Keempat, drainase kota yang tidak efektif,untuk mengalirkan air dari daerah-daerah rawan banjir. Kelima, pengelolaah sampah yang tidak maksimal dan kesadaran masyarakat yang kurang untuk memanfaatkan tempat penampungan sampah yang sudah dibuat.

Keenam, tumbuhnya pusat-pusat bisnis dan perdagangan seperti ruko, supermarket, mal dan perkantoran yang tidak diimbangi dengan persediaan tempat parkir kendaraan yang cukup, akan menjadikan kemacetan lalu-lintas di sekitar pusat bisnis dan perkantoran tersebut,karena kendaraan akan parkir pada badan jalan.

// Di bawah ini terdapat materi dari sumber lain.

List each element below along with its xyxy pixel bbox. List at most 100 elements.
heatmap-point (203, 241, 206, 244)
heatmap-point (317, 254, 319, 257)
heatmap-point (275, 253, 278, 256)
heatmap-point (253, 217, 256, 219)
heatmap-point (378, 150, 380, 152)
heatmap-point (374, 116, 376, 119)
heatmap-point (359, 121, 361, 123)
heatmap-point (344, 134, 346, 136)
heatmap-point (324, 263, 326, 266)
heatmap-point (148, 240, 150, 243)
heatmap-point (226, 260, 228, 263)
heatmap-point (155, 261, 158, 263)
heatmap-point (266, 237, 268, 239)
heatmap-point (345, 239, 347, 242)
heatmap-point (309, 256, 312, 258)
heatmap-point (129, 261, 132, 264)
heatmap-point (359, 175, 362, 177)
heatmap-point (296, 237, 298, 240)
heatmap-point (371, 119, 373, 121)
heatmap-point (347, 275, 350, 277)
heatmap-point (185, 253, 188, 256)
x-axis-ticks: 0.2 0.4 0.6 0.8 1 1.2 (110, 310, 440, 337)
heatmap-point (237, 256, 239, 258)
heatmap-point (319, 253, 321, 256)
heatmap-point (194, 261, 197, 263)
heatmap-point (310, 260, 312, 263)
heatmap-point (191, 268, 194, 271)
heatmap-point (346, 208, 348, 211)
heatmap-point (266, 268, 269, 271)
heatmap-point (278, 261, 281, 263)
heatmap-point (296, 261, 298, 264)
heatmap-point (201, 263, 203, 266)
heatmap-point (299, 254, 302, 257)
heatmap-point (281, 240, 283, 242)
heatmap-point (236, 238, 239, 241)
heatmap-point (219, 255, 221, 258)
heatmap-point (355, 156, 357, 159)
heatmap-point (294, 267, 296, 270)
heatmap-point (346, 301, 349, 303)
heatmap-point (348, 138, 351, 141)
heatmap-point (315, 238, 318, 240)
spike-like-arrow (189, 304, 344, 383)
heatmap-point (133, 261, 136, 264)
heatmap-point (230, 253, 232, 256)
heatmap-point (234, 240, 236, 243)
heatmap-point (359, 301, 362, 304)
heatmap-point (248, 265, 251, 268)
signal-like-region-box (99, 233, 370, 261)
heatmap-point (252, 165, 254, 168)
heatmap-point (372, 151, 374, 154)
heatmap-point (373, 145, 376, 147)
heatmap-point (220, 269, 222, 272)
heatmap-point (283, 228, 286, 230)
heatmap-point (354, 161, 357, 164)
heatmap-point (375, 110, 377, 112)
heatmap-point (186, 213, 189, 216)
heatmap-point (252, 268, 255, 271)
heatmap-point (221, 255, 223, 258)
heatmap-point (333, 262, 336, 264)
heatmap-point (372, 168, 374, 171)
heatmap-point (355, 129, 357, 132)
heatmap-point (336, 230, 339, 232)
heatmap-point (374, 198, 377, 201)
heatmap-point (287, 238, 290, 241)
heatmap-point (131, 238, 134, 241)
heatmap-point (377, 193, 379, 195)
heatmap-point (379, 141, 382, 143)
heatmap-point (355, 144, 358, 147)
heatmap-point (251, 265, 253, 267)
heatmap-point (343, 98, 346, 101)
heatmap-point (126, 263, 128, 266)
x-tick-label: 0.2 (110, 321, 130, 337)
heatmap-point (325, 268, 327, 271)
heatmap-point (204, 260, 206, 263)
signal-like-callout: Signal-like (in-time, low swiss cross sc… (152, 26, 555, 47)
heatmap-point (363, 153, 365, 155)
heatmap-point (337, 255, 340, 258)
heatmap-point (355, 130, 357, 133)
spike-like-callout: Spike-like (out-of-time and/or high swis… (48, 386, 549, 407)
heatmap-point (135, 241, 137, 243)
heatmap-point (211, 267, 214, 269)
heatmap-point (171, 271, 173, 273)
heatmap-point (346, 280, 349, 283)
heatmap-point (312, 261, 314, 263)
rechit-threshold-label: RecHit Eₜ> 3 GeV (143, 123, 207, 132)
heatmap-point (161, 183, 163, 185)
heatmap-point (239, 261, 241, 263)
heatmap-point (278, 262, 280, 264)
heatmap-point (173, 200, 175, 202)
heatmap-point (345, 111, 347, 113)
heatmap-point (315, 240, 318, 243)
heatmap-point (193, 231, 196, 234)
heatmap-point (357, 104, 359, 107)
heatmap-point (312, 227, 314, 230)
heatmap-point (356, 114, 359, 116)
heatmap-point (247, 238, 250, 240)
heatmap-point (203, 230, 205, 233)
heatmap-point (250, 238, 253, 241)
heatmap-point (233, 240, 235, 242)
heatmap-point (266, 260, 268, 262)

Ketujuh, tidak adanya traffic light pada jalan-jalan yang dibuat zebra cross, rawan terhadap kecelakaan lalu lintas.

Permasalahan lainnya yang menyangkut dengan masyarakat dan pemerintah antara lain:  pertama, masih adanya para pedagang kaki lima (PKL) yang berjualan di trotoar, walaupun sudah dilakukan penertiban Satpol PP. Kedua, masih banyak kita lihat pengendara kendaraan bermotor yang melanggar traffic light,dengan tidak mengindahkan syarat-syarat lampu tersebut. Ketiga, masih kurangnya kesadaran masyarakat untuk membuang sampah pada tempat-tempat penampungan sampah yang sudah dibuat pemerintah, ini juga disebabkan terbatasnya lokasi penampungan sampah. Keempat, tidak adanya ketegasan pemerintah dalam pemberian izin mendirikan bangunan pada tempat-tempat yang dilarang untuk mendirikan bangunan.
Kelima, kurangnya pasar-pasar tradisional yang difasilitasi pemerintah, sehingga banyak para pedagang membangun pasar-pasar kaget yang kadang kala membludak sampai ke jalan-jalan. Keenam, rencana Tata Ruang Kota yang belum sempurna dan sering berubah-ubah.

Dari beberapa permasalahan yang dipaparkan di atas, dapat sebagai gambaran bagi kita untuk mencari solusi yang terbaik menuju kota yang humanis.

Beberapa solusi yang patut dipertimbangkan untuk terciptanya kota yang humanis dapat dikemukakan sebagai berikut: Pertama,  pemerintah sudah harus memikirkan untuk membangun pasar-pasar tradisional, setiap kecamatan minimal memiliki satu pasar tradisional dengan luas kurang lebih 5 hektare. Kedua, pemerintah harus tegas dalam pemberian Izin Mendirikan Bangunan (IMB ) baik terhadap pengembang, investor maupun masyarakat agar tidak bertentangan dengan rencana tata ruang kota. Ketiga, pengelolaan persampahan harus diserahkan kepada kelurahan, dikoordinasi oleh pihak kecamatan. Keempat, pada persimpangan yang menggunakan traffic light harus dijaga petugas lalu lintas, baik pada jam-jam sibuk maupun jam sepi. Kelima, pemerintah juga sudah harus memikirkan dibangunnya ruang terbuka hijau sebagai paru-paru kota yang akan berpengaruh terhadap karakter masyarakat kota, yakni terciptanya keseimbangan lingkungan dan kenyamanan bagi masyarakat kota.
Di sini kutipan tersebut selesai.